The glowing green bubble seen in the image is made out of gas that used to be the star's atmosphere. The gas has been expelled by unstable fusion reactions in the star's core that generated sudden releases of energy. It contains ultraviolet radiation, which gives it its glow.
In the center of the image, you can see the burned-out remnant of the star's core as a bright blue-white spot at the heart of the nebula. The central star will become a very faint white dwarf and slowly cool down over many billions of years.
Stars that have masses like the Sun and up to eight times that of the Sun will form planetary nebulae as they enter the final phase of their existence.
The name 'planetary nebula' has nothing to do with planets.

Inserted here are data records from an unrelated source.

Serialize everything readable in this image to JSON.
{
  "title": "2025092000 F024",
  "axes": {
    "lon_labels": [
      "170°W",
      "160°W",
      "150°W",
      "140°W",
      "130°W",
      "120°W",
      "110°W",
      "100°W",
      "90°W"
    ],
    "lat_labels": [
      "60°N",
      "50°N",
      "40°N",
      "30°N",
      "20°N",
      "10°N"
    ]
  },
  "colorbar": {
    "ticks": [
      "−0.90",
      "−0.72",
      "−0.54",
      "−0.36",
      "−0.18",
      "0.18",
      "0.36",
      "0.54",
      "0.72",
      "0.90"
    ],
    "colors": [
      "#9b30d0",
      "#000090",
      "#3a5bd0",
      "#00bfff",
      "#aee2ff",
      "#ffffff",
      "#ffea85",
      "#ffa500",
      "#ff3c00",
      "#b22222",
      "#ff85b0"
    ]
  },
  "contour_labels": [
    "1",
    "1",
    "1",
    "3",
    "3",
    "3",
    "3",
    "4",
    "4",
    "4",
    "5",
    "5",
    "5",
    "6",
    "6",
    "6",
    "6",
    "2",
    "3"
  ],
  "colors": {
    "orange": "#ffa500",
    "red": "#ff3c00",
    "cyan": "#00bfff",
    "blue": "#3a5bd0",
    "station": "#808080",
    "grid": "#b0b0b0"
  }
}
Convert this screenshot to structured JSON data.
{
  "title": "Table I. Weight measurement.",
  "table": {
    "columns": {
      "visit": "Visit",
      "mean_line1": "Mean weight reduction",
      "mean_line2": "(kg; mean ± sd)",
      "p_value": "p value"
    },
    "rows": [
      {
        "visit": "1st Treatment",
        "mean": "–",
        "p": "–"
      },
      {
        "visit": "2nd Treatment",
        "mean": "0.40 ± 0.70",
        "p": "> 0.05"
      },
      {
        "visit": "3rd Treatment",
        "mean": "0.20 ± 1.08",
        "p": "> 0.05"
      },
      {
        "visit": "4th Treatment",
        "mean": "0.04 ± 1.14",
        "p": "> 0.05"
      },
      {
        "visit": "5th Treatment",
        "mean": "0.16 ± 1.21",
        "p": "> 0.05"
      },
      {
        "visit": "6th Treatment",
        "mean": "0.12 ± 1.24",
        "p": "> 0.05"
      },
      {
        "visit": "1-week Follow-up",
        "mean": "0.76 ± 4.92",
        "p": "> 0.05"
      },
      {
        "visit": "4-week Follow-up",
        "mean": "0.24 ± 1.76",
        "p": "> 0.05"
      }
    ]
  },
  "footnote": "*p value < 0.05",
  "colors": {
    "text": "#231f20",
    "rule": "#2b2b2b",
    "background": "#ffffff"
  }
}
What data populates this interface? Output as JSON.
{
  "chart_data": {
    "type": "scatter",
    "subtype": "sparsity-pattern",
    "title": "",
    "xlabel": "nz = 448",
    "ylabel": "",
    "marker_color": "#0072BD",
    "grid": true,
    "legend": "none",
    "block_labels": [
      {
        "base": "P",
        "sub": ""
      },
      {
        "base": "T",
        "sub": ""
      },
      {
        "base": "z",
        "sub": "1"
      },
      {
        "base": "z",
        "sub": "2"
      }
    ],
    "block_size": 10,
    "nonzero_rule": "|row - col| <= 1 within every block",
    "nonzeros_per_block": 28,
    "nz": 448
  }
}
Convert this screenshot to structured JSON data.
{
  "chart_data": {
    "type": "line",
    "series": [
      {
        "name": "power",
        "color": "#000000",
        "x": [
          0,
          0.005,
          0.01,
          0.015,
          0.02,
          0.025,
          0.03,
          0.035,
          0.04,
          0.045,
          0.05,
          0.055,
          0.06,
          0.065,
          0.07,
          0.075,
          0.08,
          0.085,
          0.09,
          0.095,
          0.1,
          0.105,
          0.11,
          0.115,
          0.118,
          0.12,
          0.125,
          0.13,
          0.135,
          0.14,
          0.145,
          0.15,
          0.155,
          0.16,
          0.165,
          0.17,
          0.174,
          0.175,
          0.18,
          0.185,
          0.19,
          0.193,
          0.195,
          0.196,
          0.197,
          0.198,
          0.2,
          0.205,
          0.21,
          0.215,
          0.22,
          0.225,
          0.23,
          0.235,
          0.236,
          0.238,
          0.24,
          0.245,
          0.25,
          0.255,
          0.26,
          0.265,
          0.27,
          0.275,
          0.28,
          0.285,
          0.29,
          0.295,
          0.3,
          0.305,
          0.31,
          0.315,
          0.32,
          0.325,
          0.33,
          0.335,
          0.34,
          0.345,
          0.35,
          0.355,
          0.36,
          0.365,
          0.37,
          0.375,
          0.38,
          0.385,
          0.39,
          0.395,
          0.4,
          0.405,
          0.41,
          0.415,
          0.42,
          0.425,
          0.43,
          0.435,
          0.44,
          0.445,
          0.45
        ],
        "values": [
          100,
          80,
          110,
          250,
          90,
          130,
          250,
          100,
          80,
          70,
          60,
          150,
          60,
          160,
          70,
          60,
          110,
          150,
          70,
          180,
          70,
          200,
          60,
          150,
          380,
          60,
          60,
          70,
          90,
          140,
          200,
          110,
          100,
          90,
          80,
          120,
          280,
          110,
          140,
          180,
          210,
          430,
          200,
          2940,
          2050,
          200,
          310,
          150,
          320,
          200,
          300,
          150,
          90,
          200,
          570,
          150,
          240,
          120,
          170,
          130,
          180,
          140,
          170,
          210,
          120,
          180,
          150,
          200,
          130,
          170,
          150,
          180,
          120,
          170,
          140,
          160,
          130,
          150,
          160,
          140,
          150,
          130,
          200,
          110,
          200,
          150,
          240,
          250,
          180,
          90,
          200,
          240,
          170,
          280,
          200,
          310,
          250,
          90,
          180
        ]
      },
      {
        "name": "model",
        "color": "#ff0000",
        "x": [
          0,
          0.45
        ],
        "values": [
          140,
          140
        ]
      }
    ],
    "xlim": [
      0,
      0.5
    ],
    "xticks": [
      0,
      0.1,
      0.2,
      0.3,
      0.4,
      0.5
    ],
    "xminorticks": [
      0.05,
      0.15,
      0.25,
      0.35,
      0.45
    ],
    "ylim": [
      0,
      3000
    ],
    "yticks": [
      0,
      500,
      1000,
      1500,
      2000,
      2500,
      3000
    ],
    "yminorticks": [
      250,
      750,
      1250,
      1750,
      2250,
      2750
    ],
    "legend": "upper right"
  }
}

It is actually a descriptive term applied to some early discoveries because of the visual similarity of these objects to the outer planets Uranus and Neptune. Early astronomers using older telescopes saw these far away planets as glowing gas.
ESO released another beautiful image of the bright star cluster NGC 6520 back in February. The image shows NGC 6520 alongside a strange dark cloud known as Barnard 86. These two objects sit inside millions of glowing stars in the brightest part of the Milky Way galaxy. Barnard 86 is a dark nebula known as a Bok globule. Although in the image it appears as if it was a break in the stars, the nebula is actually made up of small dust grains that block out starlight. Astronomers believe this nebula formed from the remnants of a molecular cloud that collapsed to form the nearby star cluster NGC 6520.
ESO's VLT is the world's most advanced visible-light astronomical observatory. The space observatory continues to provide scientists with unique views of the universe that exists beyond what conventional backyard telescopes pick up.